The next morning, as Rudy and his brother, Duke, were walking to school, half a dozen boys stepped in front of them, jabbed fingers in their chests, and snarled, “Them dirty Japs. Let’s beat them up.” Rudy and Duke exchanged glances. Then Duke growled, “Aw, we can handle them.” The brothers cocked their fists, but before they could engage, a voice behind them shouted, “All right, you Tokiwa brothers, step aside. We’ll handle it.” It was a good portion of the Salinas Cowboys football team. The bullies took off running.[15]

But when Rudy and Duke entered the school building and walked down the halls, more kids began jeering at them: “There go them Japs.” Rudy stormed into the principal’s office and said that he and his brother were going home. The principal let them go, but not before making it clear he thought Rudy was a troublemaker.

There was more trouble at home. FBI agents broke down the front door and ransacked the house, pulling out drawers and dumping their contents on the floor, rummaging through closets, climbing into the attic to search for shortwave radios, binoculars, cameras—anything that might be useful to saboteurs or spies or suggest loyalty to the Empire of Japan.
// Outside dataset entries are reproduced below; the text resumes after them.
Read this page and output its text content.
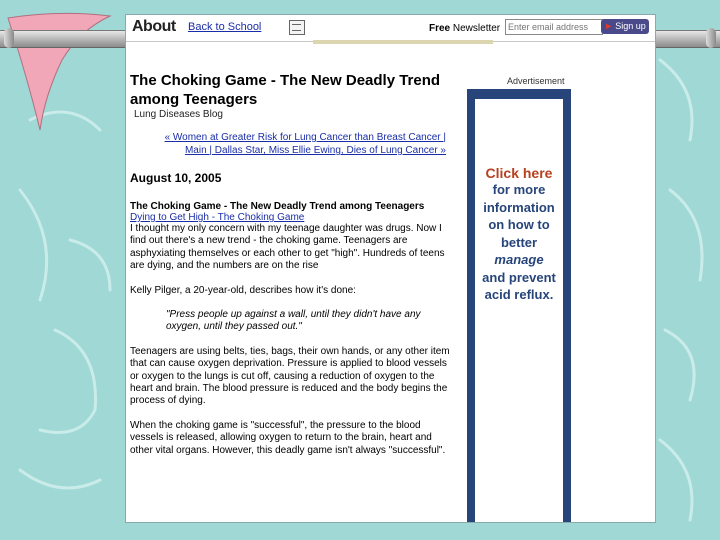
About Back to School	Free Newsletter
Enter email address	► Sign up
The Choking Game - The New Deadly Trend among Teenagers
Lung Diseases Blog
« Women at Greater Risk for Lung Cancer than Breast Cancer |
Main | Dallas Star, Miss Ellie Ewing, Dies of Lung Cancer »
August 10, 2005
The Choking Game - The New Deadly Trend among Teenagers
Dying to Get High - The Choking Game

I thought my only concern with my teenage daughter was drugs. Now I find out there's a new trend - the choking game. Teenagers are asphyxiating themselves or each other to get "high". Hundreds of teens are dying, and the numbers are on the rise

Kelly Pilger, a 20-year-old, describes how it's done:

"Press people up against a wall, until they didn't have any oxygen, until they passed out."

Teenagers are using belts, ties, bags, their own hands, or any other item that can cause oxygen deprivation. Pressure is applied to blood vessels or oxygen to the lungs is cut off, causing a reduction of oxygen to the heart and brain. The blood pressure is reduced and the body begins the process of dying.

When the choking game is "successful", the pressure to the blood vessels is released, allowing oxygen to return to the brain, heart and other vital organs. However, this deadly game isn't always "successful".

Advertisement
Click here
for more
information
on how to
better
manage
and prevent
acid reflux.
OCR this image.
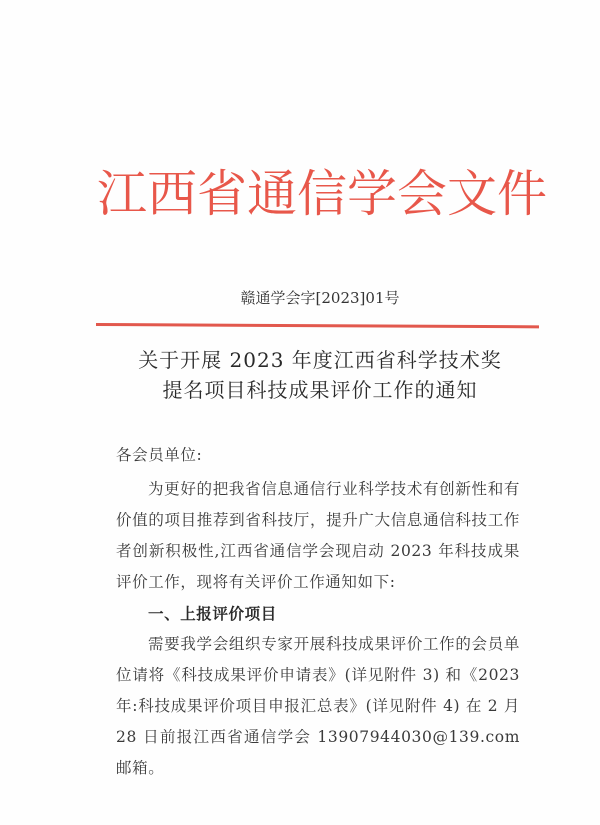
江西省通信学会文件
赣通学会字[2023]01号
关于开展 2023 年度江西省科学技术奖
提名项目科技成果评价工作的通知

各会员单位:

为更好的把我省信息通信行业科学技术有创新性和有价值的项目推荐到省科技厅，提升广大信息通信科技工作者创新积极性,江西省通信学会现启动 2023 年科技成果评价工作，现将有关评价工作通知如下:

一、上报评价项目

需要我学会组织专家开展科技成果评价工作的会员单位请将《科技成果评价申请表》(详见附件 3) 和《2023 年:科技成果评价项目申报汇总表》(详见附件 4) 在 2 月 28 日前报江西省通信学会 13907944030@139.com 邮箱。
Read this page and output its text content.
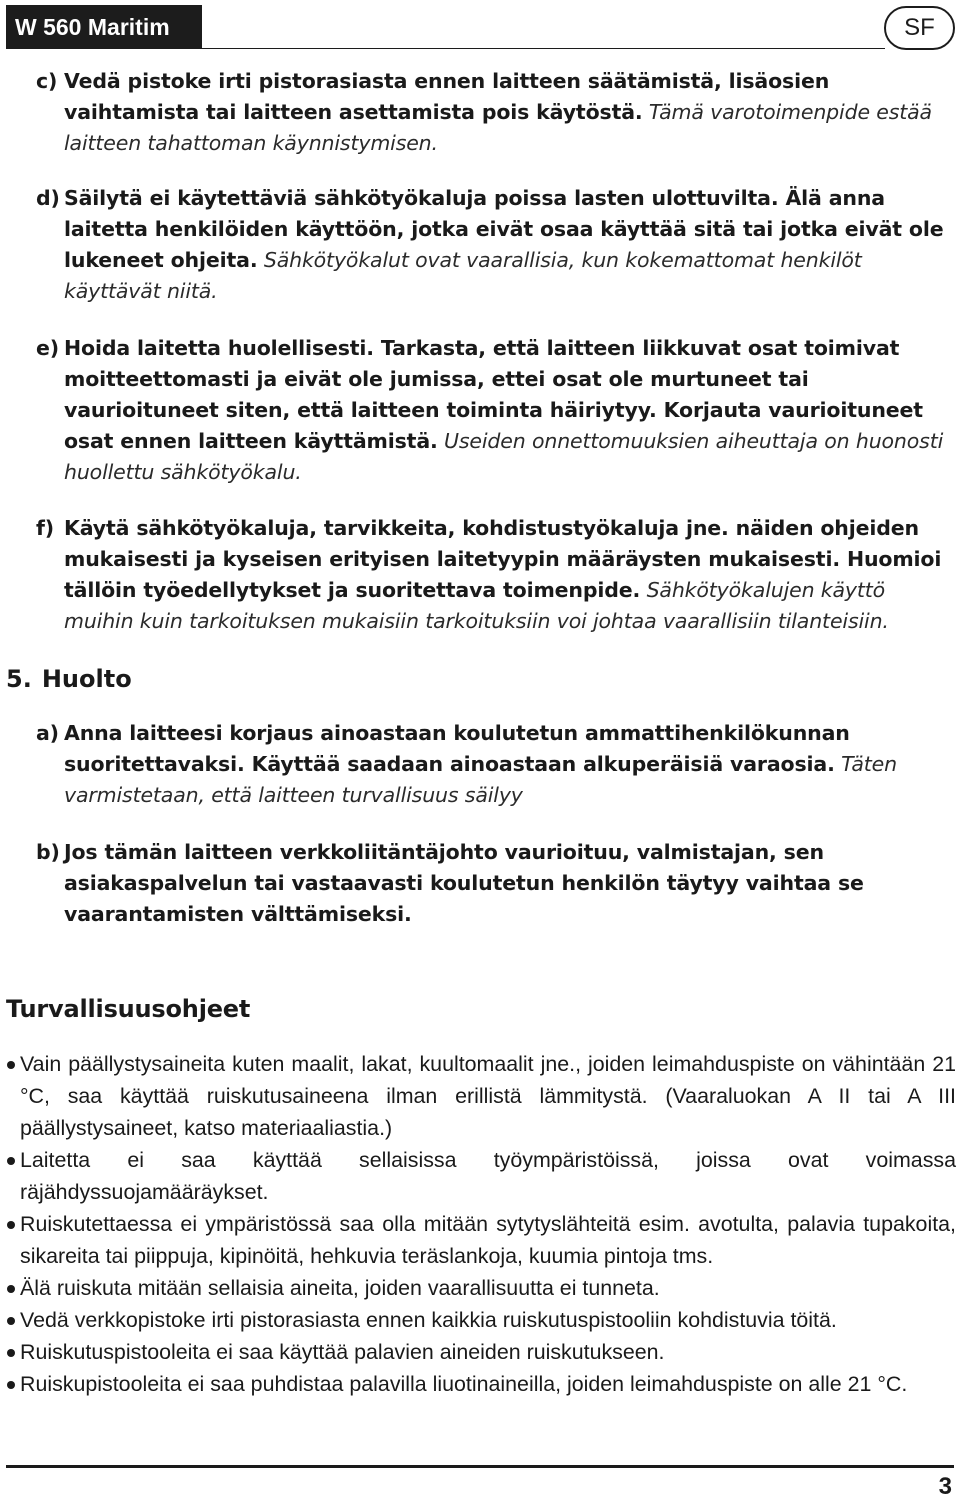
W 560 Maritim	SF
c) Vedä pistoke irti pistorasiasta ennen laitteen säätämistä, lisäosien vaihtamista tai laitteen asettamista pois käytöstä. Tämä varotoimenpide estää laitteen tahattoman käynnistymisen.
d) Säilytä ei käytettäviä sähkötyökaluja poissa lasten ulottuvilta. Älä anna laitetta henkilöiden käyttöön, jotka eivät osaa käyttää sitä tai jotka eivät ole lukeneet ohjeita. Sähkötyökalut ovat vaarallisia, kun kokemattomat henkilöt käyttävät niitä.
e) Hoida laitetta huolellisesti. Tarkasta, että laitteen liikkuvat osat toimivat moitteettomasti ja eivät ole jumissa, ettei osat ole murtuneet tai vaurioituneet siten, että laitteen toiminta häiriytyy. Korjauta vaurioituneet osat ennen laitteen käyttämistä. Useiden onnettomuuksien aiheuttaja on huonosti huollettu sähkötyökalu.
f) Käytä sähkötyökaluja, tarvikkeita, kohdistustyökaluja jne. näiden ohjeiden mukaisesti ja kyseisen erityisen laitetyypin määräysten mukaisesti. Huomioi tällöin työedellytykset ja suoritettava toimenpide. Sähkötyökalujen käyttö muihin kuin tarkoituksen mukaisiin tarkoituksiin voi johtaa vaarallisiin tilanteisiin.
5. Huolto
a) Anna laitteesi korjaus ainoastaan koulutetun ammattihenkilökunnan suoritettavaksi. Käyttää saadaan ainoastaan alkuperäisiä varaosia. Täten varmistetaan, että laitteen turvallisuus säilyy
b) Jos tämän laitteen verkkoliitäntäjohto vaurioituu, valmistajan, sen asiakaspalvelun tai vastaavasti koulutetun henkilön täytyy vaihtaa se vaarantamisten välttämiseksi.
Turvallisuusohjeet
Vain päällystysaineita kuten maalit, lakat, kuultomaalit jne., joiden leimahduspiste on vähintään 21 °C, saa käyttää ruiskutusaineena ilman erillistä lämmitystä. (Vaaraluokan A II tai A III päällystysaineet, katso materiaaliastia.)
Laitetta ei saa käyttää sellaisissa työympäristöissä, joissa ovat voimassa räjähdyssuojamääräykset.
Ruiskutettaessa ei ympäristössä saa olla mitään sytytyslähteitä esim. avotulta, palavia tupakoita, sikareita tai piippuja, kipinöitä, hehkuvia teräslankoja, kuumia pintoja tms.
Älä ruiskuta mitään sellaisia aineita, joiden vaarallisuutta ei tunneta.
Vedä verkkopistoke irti pistorasiasta ennen kaikkia ruiskutuspistooliin kohdistuvia töitä.
Ruiskutuspistooleita ei saa käyttää palavien aineiden ruiskutukseen.
Ruiskupistooleita ei saa puhdistaa palavilla liuotinaineilla, joiden leimahduspiste on alle 21 °C.
3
When one found Jisuke’s World War I uniform, he held it up and asked, “What’s this?”

“That’s my uniform,” Jisuke replied quietly.

“This is an American uniform.”

“Well, I was in the American army. I went to France.”

“Aw, the American army never took no Japs.” The agent threw the uniform on the floor and trampled it underfoot.

That was too much for Rudy. He leaped to his feet and screamed, “Go to hell! Go to hell!”[16] His parents restrained him, but Rudy stood seething until the agents had gone.

Now, eight weeks after Pearl Harbor, Rudy was even angrier. First, his parents had been told they couldn’t travel more than twelve miles from home without permission, which meant they couldn’t get into downtown Salinas to buy things they needed—groceries and household goods and farm supplies. Then, when his sister, Fumi, had gone to a nearby farm store to buy seed, she’d been quietly told to come back later when there weren’t any white customers in the store to see the transaction.

And rumors were circulating. Word was that thousands of Japanese American families might soon be forced out of their homes and locked up like criminals. That wasn’t likely, thought Rudy. Not whole families. After all, second-generation Americans of Japanese descent—Nisei like himself—were citizens of the United States. At Salinas High he’d learned about the Constitution. American citizens had rights. They couldn’t just lock them up for nothing. But what, he wondered, would become of his parents?